Mine is the next fancier version, with the Prentiss swivel base, and was a 'work of art' when new, with the castings brought to an accurate, and very high grade of polish for plating......all the flats neatly reflective, all the radii matched for aesthetic symmetry. The 'moves freely but with no shake' fit-up of its workings demonstrates careful hand-fitting, and careful attention to detail in assembly is so evident a century or more later.
I can't even guess at the amount of time a worker at the Prentiss works had to put into that class of fitment. The the nickel is dulled, now, and has flaked off the iron in spots.....I really should feel motivated to polish it our a bit, I suppose, if only as a gesture of respect to the worker who did that now-incredible amount of hand-polishing and fitting, most probably a skilled European immigrant who was paid ever so little for his work.
I could not bring myself to discard the bench it was on, and passed the bench along to a woodworker who relished the challenge of restoring it......that bench was more a 'work of art' than the little vise, and would have been a wonderful workplace for its original owner.
Envision, if you will, a small size, but rather tall, of highly polished quarter-sawn oak roll-top desk, with a very large number of small drawers and pigeon-holes, the vise mounted on an oak 'riser' block, markings where a small lathe and its motor had been, and bracketting for a system of adjustable lamps.

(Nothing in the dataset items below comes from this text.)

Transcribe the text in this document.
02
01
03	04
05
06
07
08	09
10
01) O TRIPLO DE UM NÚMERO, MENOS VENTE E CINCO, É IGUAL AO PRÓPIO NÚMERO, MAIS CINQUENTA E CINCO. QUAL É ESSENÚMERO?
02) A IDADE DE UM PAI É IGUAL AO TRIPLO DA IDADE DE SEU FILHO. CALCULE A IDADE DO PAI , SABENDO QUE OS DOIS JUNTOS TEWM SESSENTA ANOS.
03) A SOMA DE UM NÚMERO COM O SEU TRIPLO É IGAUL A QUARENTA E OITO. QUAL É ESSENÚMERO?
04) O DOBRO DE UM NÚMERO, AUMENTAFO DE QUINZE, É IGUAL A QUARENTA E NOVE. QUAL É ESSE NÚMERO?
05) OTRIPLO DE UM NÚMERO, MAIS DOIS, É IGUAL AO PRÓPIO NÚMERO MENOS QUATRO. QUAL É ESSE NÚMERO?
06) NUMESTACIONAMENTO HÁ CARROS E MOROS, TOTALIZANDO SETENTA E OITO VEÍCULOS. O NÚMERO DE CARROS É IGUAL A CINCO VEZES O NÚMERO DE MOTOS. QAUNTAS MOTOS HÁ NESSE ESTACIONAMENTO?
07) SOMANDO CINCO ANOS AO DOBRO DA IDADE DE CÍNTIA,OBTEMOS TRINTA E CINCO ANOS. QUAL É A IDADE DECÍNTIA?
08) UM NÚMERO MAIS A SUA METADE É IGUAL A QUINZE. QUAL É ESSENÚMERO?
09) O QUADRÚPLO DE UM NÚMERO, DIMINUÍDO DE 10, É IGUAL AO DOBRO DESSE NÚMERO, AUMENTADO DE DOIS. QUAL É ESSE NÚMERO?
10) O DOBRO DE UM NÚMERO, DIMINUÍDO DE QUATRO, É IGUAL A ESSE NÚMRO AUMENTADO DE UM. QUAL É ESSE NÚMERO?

Many of the little drawers had been fitted-up with dividers and pigeon-holes for specific small tools and containers for teeny-tiny parts, and still had some tiny containers of watch screws, springs, and suchlike, marked for make/models of watches.
I've not the vaguest idea of the cost of such a workplace, when new, relative to the rate at which the original owner could bill his clientele for the work done there.......but it would have been a very serious investment, I should think, like today's stacks of Snap-On chests, maybe much more so.

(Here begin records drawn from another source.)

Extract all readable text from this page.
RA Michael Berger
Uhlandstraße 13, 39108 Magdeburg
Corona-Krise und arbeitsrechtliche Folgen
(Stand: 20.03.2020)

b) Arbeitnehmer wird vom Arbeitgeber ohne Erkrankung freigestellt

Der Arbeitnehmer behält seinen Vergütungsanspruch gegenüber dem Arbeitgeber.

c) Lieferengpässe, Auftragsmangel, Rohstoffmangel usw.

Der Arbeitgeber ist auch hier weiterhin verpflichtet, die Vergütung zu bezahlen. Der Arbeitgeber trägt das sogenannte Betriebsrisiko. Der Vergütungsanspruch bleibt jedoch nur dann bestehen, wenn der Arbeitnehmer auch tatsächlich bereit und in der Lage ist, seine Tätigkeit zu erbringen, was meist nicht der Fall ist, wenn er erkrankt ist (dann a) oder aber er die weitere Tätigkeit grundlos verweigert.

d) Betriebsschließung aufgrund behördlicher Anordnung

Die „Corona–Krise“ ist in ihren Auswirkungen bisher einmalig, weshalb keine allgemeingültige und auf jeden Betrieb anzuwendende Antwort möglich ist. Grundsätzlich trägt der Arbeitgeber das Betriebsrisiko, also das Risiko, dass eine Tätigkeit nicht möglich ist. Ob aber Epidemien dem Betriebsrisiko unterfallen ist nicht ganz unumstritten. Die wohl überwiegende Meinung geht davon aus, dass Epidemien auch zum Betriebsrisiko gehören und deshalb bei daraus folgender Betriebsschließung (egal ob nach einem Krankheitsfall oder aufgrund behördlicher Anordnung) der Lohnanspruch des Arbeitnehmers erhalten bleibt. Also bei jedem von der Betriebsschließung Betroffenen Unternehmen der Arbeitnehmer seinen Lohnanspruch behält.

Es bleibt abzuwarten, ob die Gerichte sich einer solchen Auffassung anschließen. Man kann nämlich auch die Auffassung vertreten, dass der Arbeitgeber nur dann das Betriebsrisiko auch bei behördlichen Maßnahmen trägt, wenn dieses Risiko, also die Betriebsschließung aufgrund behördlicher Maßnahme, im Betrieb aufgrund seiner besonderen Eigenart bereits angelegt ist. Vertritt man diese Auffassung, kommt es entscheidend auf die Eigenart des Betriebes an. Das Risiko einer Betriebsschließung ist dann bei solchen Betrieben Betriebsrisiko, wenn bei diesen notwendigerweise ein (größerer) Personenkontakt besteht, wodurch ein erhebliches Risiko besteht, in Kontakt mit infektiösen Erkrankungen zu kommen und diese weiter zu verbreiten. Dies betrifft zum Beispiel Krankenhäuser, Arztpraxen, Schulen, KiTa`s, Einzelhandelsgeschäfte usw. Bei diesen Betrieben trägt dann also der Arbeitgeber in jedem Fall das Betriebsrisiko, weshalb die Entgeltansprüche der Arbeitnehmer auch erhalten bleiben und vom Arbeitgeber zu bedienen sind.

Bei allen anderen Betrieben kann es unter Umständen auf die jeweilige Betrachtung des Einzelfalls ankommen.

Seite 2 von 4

Maybe more to the point, tho, would be that a simple artifact like that little vise is a wonderful piece of American industrial history, the fabulous obsession with design innovation and quality levels of the famous industrial production of the machinery trade in New England, in the 1800's, a field of endeavour then new to the world. This was the pioneering 'high tech' of its time, and may be seen in the 'fit and finish' applied to every sort of mechanism, from a tiny bench vise, to huge locomotives and steam engines, which, to their makers, not only had to run well, but display, in gleaming rubbed paint and nickel-plate finishes, the pride they took in their work.
Now.....all that said....I had a look at the ebay listing.......and am well and truly surprised.......its a wonderful piece of history, all right......but.... over $400, with shipment? Maniacal 'have to have it, no matter the cost' collectors, with more $$ than common sense???
(will we see a flood of so-called 'reproduction' Chinese counterfeit little vises on ebay next year?)